Acontece que o âmbito temporal deste contrato de seguro não se cinge apenas aos factos geradores de responsabilidade ocorridos no período da sua vigência. Estende-se também, como convencionado, aos factos da mesma natureza antes verificados, desde que reclamados naquele período. A cláusula 7ª das condições particulares deste contrato, é perfeitamente clara, neste sentido: “O segurador assume a cobertura de responsabilidade civil do segurado por todos os sinistros reclamados pela primeira vez contra o segurado ou contra o tomador de seguro ocorridos na vigência de apólices anteriores, desde que participados após o início de vigência da presente apólice, sempre e quando as reclamações tenham fundamento em dolo, erro, omissão ou negligência profissional, cobertas pela presente apólice, e, ainda que tenham sido cometidos pelo segurado antes da data de efeito da entrada em vigor da presente apólice, e sem qualquer limitação”. É a chamada cláusula “claims made”, que se justifica pela necessidade das seguradoras, neste tipo de contratos, terem a noção, com razoável precisão, do âmbito das suas responsabilidades e, assim, melhorarem a sua gestão[2]. Cláusula que é perfeitamente válida, à luz do disposto no artigo 139.º, n.º 2, do RJCS, uma vez que, como aí se prescreve, ao contrário do que é regra, “[s]ão válidas as cláusulas que delimitem o período de cobertura, tendo em conta, nomeadamente, o facto gerador do dano, a manifestação do dano ou a sua reclamação”[3].

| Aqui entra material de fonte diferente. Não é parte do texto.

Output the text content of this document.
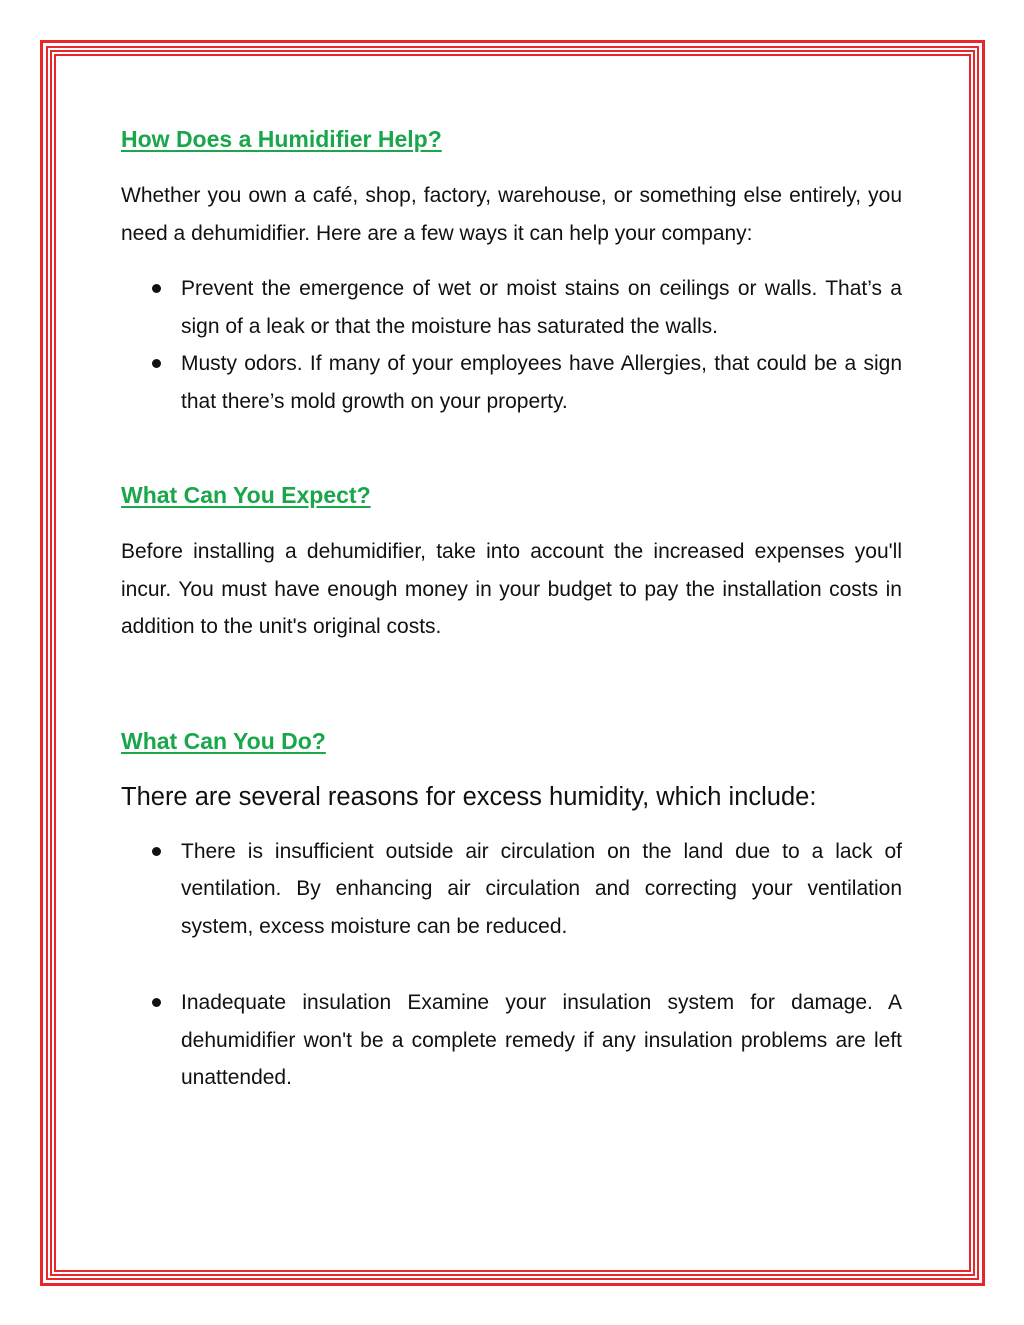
How Does a Humidifier Help?

Whether you own a café, shop, factory, warehouse, or something else entirely, you need a dehumidifier. Here are a few ways it can help your company:

Prevent the emergence of wet or moist stains on ceilings or walls. That’s a sign of a leak or that the moisture has saturated the walls.
Musty odors. If many of your employees have Allergies, that could be a sign that there’s mold growth on your property.
What Can You Expect?

Before installing a dehumidifier, take into account the increased expenses you'll incur. You must have enough money in your budget to pay the installation costs in addition to the unit's original costs.

What Can You Do?

There are several reasons for excess humidity, which include:

There is insufficient outside air circulation on the land due to a lack of ventilation. By enhancing air circulation and correcting your ventilation system, excess moisture can be reduced.
Inadequate insulation Examine your insulation system for damage. A dehumidifier won't be a complete remedy if any insulation problems are left unattended.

Neste contexto, portanto, tendo presentes os dados de facto já assinalados, não pode deixar de se concluir que o âmbito temporal do contrato de seguro em apreço também compreende os factos geradores de responsabilidade que estão em discussão nestes autos.
Daí que este fundamento de recurso seja de julgar improcedente.
Passemos à análise do seguinte.
Trata-se de saber, em primeiro lugar, se não há dados de facto que permitam concluir que o A. teria forte probabilidade de vencer a ação judicial que mandatou a 1ª Ré para propor.
A Ré seguradora considera que não. Até porque isso mesmo já foi reconhecido na Instância recorrida, que julgou inepta a petição inicial.
Acontece que o despacho que assim decidiu foi revogado em sede de recurso e, por conseguinte, não subsistindo mais na ordem jurídica, não podia, nem pode, mais ser contrariado. Logo, a sentença recorrida não padece de qualquer vício, neste domínio, improcedendo a invalidade que a referida Ré associa a essa alegada contradição.
O que resta, assim, por aquilatar é se o A., face aos factos provados e ao direito aplicável, tinha forte probabilidade de ver reconhecidos em juízo os direitos de que se arrogava titular, designadamente, sobre a sociedade B..., Ldª, em razão do contrato de empreitada entre ambos celebrado. Isto porque, como tem entendido a maioria da jurisprudência, a “perda de chance” só pode ser valorizada como dano autónomo, existente à data da lesão e, portanto, qualificável como dano emergente, “desde que ofereça consistência e seriedade, segundo um juízo de probabilidade suficiente, independente do resultado final frustrado”[4]. Nesse dano, com efeito, repara-se a possibilidade de um resultado e não o próprio resultado; compensa-se a perda de uma oportunidade com relevância jurídica e não o que seria obtido com a concretização dessa oportunidade.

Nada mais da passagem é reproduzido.